Deputy Prime Minister Etienne Schneider said the recommendations of the team’s 475-page strategic plan, The 3rd Industrial Revolution Strategy Study for the Grand Duchy of Luxembourg, “constitute a general direction for future development of the country.”
Skip Laitner, energy and resource economist with Economic and Human Dimensions Research Associates in Tucson, Arizona, and one of the authors of the plan, said around 300 people had collaborated on the document.
“The plan will greatly accelerate energy efficiency in all sectors and enable Luxembourg, by 2050, to be powered 100 percent by renewable energy technologies, even as we build out its digital infrastructure in ways that create a more robust economy,” he said.

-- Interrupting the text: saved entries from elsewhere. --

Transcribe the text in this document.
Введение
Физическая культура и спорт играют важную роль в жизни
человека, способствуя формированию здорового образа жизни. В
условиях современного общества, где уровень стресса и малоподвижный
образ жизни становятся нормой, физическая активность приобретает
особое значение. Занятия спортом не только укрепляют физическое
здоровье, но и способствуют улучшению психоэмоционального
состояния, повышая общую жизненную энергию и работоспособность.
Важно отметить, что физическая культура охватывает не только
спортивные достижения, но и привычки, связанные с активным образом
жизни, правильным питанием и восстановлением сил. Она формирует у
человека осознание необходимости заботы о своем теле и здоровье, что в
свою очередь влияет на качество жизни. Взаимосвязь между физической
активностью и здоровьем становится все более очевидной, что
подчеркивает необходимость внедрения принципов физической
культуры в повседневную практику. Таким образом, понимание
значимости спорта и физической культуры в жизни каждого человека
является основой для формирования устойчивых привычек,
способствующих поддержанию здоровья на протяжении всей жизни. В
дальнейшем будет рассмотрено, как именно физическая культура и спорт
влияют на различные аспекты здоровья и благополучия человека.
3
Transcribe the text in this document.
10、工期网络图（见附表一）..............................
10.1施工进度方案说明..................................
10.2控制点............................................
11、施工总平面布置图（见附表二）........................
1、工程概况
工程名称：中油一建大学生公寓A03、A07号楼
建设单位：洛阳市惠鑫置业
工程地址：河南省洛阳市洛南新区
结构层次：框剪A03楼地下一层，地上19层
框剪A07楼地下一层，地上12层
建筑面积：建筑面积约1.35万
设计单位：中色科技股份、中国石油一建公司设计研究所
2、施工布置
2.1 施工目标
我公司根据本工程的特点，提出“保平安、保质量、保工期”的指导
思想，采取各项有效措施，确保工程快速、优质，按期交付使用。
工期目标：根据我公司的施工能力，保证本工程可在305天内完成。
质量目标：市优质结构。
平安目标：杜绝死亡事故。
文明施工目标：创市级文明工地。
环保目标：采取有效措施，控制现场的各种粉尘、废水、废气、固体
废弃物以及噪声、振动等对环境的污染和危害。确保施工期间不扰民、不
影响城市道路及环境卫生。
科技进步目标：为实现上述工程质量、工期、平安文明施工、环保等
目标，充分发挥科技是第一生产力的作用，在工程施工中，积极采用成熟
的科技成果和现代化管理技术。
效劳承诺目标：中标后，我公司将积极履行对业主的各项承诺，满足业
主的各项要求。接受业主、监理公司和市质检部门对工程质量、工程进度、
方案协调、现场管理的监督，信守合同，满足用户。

“If my estimates are to be believed, it will require a cumulative investment approximately equal to one year's GDP [gross domestic product] over the next 34 years.”
Overall, the roadmap proposed by the team stays close to the thesis popularized by Rifkin in his 2011 book The Third Industrial Revolution, which sees economic growth arising from the confluence of renewable energy with communications technology and clean mobility.
On energy, the Luxembourg plan makes four specific proposals: upping building efficiency, finding cleaner alternatives to oil, covering up to 70 percent of all consumption through renewable sources (up from 3 percent today), and decreasing the share of imports.
It also advocates creating a national energy internet, a legal framework to promote renewable self-consumption and a "smart district" lighthouse project, while moving to a 100 percent electric-vehicle fleet by 2050.
“The phase-in and integration of the Renewable Energy Internet and the generation of near-zero marginal cost renewable energy in Luxembourg will enable every business, neighborhood, and homeowner to become a producer of electricity,” according to the plan.
The transition will lead to “a vast increase in aggregate efficiency and productivity, and an equally dramatic reduction in ecological footprint and the marginal cost of doing business,” predict the authors.
While the vision seems farfetched, Laitner told GTM that Luxembourg lawmakers were taking the plans seriously because of concerns over slowing economic productivity across the duchy.
Luxembourg is slated to spend around €2 billion (USD $2.2 billion) on energy this year, but the Rifkin study cites International Energy Agency data suggesting only 20 percent of this goes toward useful work.
Laitner has calculated that a mix of policies and price or investment incentives could result in a 30 percent reduction in energy requirements per unit of GDP, helping boost economic growth and job creation. “It’s a serious proposal,” he said.
A Luxembourg "social innovation network" called IMS (for "Inspiring More Sustainability") will now be responsible for assessing what elements of the third industrial revolution roadmap can be “taken to move this ahead,” according to Laitner.
While a website dedicated to Luxembourg’s third industrial revolution plan claims the duchy will be the first territory in the world to embrace Rifkin’s philosophy, Laitner said a number of other regions in Europe are studying similar proposals.
They include Lille, France; Rome, Italy; and Utrecht in the Netherlands. More widely, Rifkin is credited with having influenced policy at the European Union level, as well as advising leaders in Africa, China, the United Nations and the U.S.
Stephen Haw, a partner at the U.K. consultancy firm Baringa Partners, said, “We absolutely agree with the vision.”
However, he said there could be major challenges ahead for the roadmap.
Evolution in technology and markets may only enthuse early adopters, he said, so there would need to be a focus on what happens "behind the scenes...so customers don't have to engage all of the time.”
“The smart energy system is thrilling for the tech-savvy, affluent customer. But action and ownership is needed to avoid a two-track market where the fuel poor, vulnerable and non-homeowners lose out. We are putting a great burden of hope on the consumer, and most likely we will be disappointed. 'Prosumers' are a romantic concept, but potentially useless as an instrument for informing public policy, market change and business model design," said Haw.